Nitric oxide (NO), a vasoactive gas that can freely diffuse into the cell, has many physiological effects in various cell types. Since 1986, numerous studies of ischemic preconditioning against ischemia-reperfusion (I/R) injury have been undertaken and the roles of the NO signaling pathway in cardioprotection have been explored. Many studies have confirmed the effect of NO and that its relative signaling pathway is important for preconditioning of the cardioprotective effect. The NO signaling against I/R injury targeted on the mitochondria is believed to be the end-target for cardioprotection. If the NO signaling pathway is disrupted or inhibited, cardioprotection by preconditioning disappears. During preconditioning, signaling is initiated from the sarcolemmal membrane, and then spread into the cytoplasm via many series of enzymes, including nitric oxide synthase (NOS), the NO-producing enzyme, soluble guanylyl cyclase (sGC), and protein kinase G (PKG). Finally, the signal is transmitted into the mitochondria, where the cardioprotective effect occurs. It is now well established that mitochondria act to protect the heart against I/R injury via the opening of the mitochondrial ATP-sensitive K+ channel and the inhibition of mitochondrial permeability transition (MPT). This knowledge may be useful in developing novel strategies for clinical cardioprotection from I/R injury.

Figure 1

The schematic diagram represents the ischemic preconditioning pathway in cardiomyocytes. IPC induces cardiomyocytes to release adenosine, bradykinin and endogenous opioid which occupy their specific G-protein coupled receptors. After that, the signal will pass into the cytosol via the activation of the enzyme series including PI3K, PDKs, Akt and NOS. The latter enzyme produces NO which acts as signaling molecule to activate sGC and resulted in the cGMP formation. Then, cGMP activates PKG which has the separated mechanism on the mitochondria, the direct and indirect mechanism. The direct mechanism of PKG is on the R1 protein on outer mitochondrial membrane which then activates the opening of mitoK_ATP channel on the inner mitochondrial membrane via the phosphorylation of PKCε1. The indirect mechanism of PKG is the phosphorylation of ERK and GSK3β which then act on mitoK_ATP channel.
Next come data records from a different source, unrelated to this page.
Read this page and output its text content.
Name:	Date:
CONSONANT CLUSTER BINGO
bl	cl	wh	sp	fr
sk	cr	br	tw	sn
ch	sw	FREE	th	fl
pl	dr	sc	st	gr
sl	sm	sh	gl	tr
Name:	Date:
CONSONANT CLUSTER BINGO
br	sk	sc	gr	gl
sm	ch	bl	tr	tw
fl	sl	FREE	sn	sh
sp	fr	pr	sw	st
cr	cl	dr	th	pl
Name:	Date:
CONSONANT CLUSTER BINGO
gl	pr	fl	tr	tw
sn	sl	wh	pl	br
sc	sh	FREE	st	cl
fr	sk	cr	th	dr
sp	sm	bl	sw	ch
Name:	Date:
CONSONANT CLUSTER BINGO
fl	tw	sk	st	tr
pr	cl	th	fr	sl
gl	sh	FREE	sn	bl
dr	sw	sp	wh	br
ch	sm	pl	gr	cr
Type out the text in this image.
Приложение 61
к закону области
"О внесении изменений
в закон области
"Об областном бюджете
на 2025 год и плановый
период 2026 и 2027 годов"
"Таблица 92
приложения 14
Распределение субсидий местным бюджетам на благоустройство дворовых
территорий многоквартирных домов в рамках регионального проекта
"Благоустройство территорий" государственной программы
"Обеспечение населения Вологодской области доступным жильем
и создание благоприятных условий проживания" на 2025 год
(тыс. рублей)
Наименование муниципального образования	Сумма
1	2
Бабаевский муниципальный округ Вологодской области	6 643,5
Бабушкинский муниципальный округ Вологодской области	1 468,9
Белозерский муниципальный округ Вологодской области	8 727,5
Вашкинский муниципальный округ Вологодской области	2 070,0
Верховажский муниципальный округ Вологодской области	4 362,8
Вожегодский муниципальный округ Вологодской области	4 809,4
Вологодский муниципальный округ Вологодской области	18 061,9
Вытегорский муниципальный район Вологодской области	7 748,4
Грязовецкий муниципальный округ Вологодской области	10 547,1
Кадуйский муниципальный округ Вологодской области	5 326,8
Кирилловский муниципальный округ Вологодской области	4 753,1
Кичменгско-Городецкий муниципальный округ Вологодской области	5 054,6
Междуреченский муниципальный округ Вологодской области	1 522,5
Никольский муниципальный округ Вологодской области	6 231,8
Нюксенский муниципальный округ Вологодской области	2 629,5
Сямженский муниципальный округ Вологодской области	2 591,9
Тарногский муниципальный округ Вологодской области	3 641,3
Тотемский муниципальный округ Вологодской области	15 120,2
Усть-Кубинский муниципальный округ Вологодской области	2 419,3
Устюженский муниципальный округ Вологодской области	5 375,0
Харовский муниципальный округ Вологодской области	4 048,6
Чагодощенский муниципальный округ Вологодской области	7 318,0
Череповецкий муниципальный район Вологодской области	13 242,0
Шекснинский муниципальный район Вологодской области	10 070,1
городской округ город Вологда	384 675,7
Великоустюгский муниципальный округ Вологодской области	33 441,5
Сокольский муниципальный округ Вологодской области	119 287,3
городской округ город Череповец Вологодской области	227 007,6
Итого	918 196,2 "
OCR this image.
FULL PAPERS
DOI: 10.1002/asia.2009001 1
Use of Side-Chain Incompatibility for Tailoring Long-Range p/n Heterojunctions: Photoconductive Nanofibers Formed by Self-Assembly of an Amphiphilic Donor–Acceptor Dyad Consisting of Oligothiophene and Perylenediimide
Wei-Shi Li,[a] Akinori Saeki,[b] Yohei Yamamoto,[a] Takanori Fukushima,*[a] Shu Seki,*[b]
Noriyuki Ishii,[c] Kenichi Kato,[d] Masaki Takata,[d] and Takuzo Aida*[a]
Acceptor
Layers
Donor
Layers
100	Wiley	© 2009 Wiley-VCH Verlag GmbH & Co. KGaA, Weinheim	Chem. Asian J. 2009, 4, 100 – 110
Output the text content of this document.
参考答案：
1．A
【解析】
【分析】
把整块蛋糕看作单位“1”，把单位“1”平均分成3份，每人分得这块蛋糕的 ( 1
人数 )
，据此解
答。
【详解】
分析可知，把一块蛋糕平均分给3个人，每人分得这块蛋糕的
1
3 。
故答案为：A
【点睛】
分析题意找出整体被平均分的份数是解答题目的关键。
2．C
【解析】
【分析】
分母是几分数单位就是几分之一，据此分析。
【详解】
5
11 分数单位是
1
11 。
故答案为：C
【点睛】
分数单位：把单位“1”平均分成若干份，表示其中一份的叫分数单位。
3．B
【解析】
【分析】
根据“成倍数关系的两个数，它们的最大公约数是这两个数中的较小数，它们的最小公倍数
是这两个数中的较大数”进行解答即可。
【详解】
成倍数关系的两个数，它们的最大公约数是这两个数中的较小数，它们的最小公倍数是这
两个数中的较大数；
However, the mechanism of how GSK3β activates the opening of mitoK_ATP channel is still unclear. After the mitoK_ATP channel opening, K⁺ then enters the mitochondrial matrix and H⁺ is ejected out of the matrix to balance the positive charge. When H⁺ level decreases, the electron transport chain is interrupted and leads to the formation of superoxide anion and then H₂O₂. Finally, H₂O₂ will act as signaling molecule to activate PKCε2 which then inhibits the opening of mitochondrial permeable transition pore (mPTP). This inhibition of mPTP opening helps to protect mitochondrial damage during I/R injury. (Modified with permission from [63]).